The authors of the study, "The Value of Electronic Health Records in Community Health Centers: Policy Implication," interviewed six community health clinics and evaluated the benefits of each facility's EMR.

While the quality improvement benefits of an EMR are promising, the study suggests little hope for EMRs to have any financial benefit for community clinics. Revenue enhancements are nearly impossible because of Medicaid's flat-rate-per-patient payment system and the Bureau of Primary Health Care's lump-sum payment system. And while EMRs can benefit private health centers through pay-for-performance incentives, few of these incentives are offered to community clinics, the study said.

And even though the clinics might not be focused on the financial return on investment, instead focusing on improved patient care, just getting financing to start the project is a burden too great for many community clinics to bear, the study found.

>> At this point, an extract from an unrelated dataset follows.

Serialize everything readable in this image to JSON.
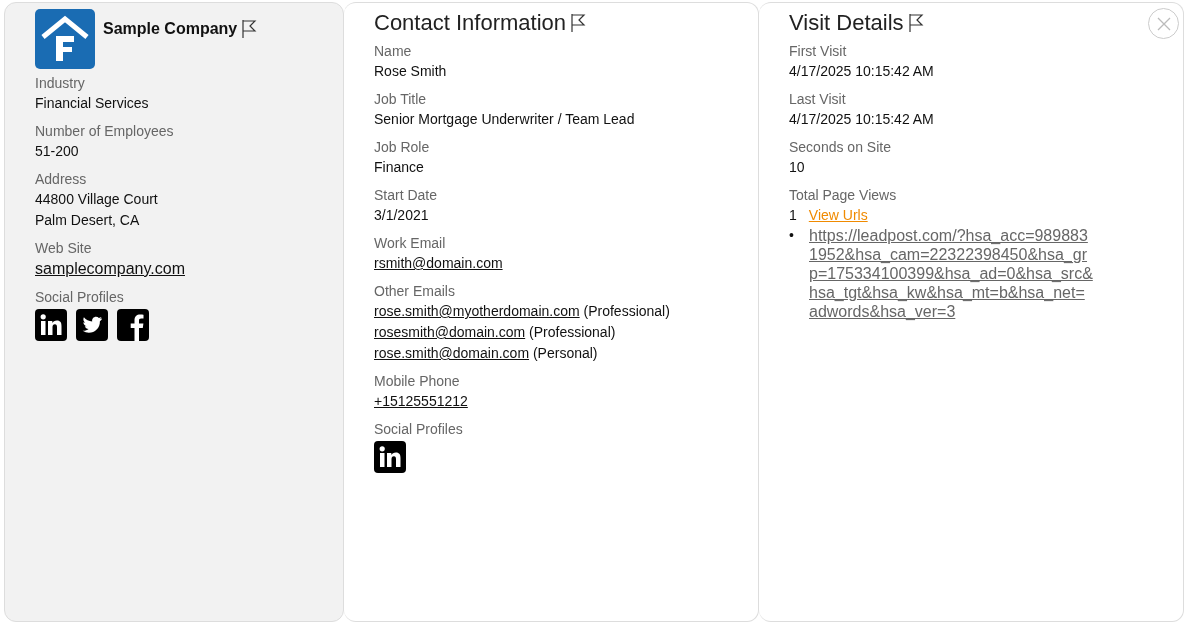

Carolina Lucero, senior vice president of Sea Mar Community Health Centers, a nonprofit clinic that serves the poor and uninsured in the Seattle area, didn't have to read the study to know about the difficulties a safety-net facility faces in getting an EMR.

"There's places that have had EMR for quite a while, but because we don't have extra funding, it's harder for us to get it," Lucero said. Sea Mar is hoping to launch an EMR system in April that was made possible through government grants.

The study suggests that more grants and financial help are needed for more safety-net facilities to get EMRs and pay for their continued use. It calls the community clinics' inability to get EMRs an "equity issue" and calls for more funding from both private and federal sources because the EMR offers more "social good" compared with systems in the private setting.

That has motivated some facilities to purchase EMR systems.

The Primary Care Coalition of Montgomery County, Md., a nonprofit group that was established in 1993 to help increase access to health care for low-income and uninsured patients, launched a Web-based EMR system in 2003.

Erin Grace, senior vice president of the coalition, which was not part of the Health Affairs study, said the EMR started as a way simply to track the demographics of the patients the clinics served.

Once the clinics saw the potential the system had for improving patient services, the system continually evolved into what is now a network linking the files and records of 10 clinics. An uninsured patient now can visit any of the 10 clinics and have access to all of his or her records.

Southern Illinois Healthcare, a large health care network serving underserved rural residents, recognized a disparity that it thought an EMR could help eliminate.

Bolstered by a $42,000 grant from the Verizon Foundation, SIH, also not part of the Health Affairs study, announced plans in December 2006 to launch a pilot EMR program within the next six months. The program will consist of a database of about 100 low-income or uninsured patients.

According to SIH spokesman Grant Walker, the system will help caseworkers track their health care to help prevent those with chronic illnesses from entering a "crisis situation." The network plans to expand the program once the kinks have been worked out during the pilot phase and when more financing is secured, Walker said.

A few federal EMR grants, such as one offered from the Health Resources and Service Administration, are available for clinics serving mostly uninsured. But the study recommends that Medicaid providers contribute by offering pay-for-performance incentives that would reward "downstream" financial benefits.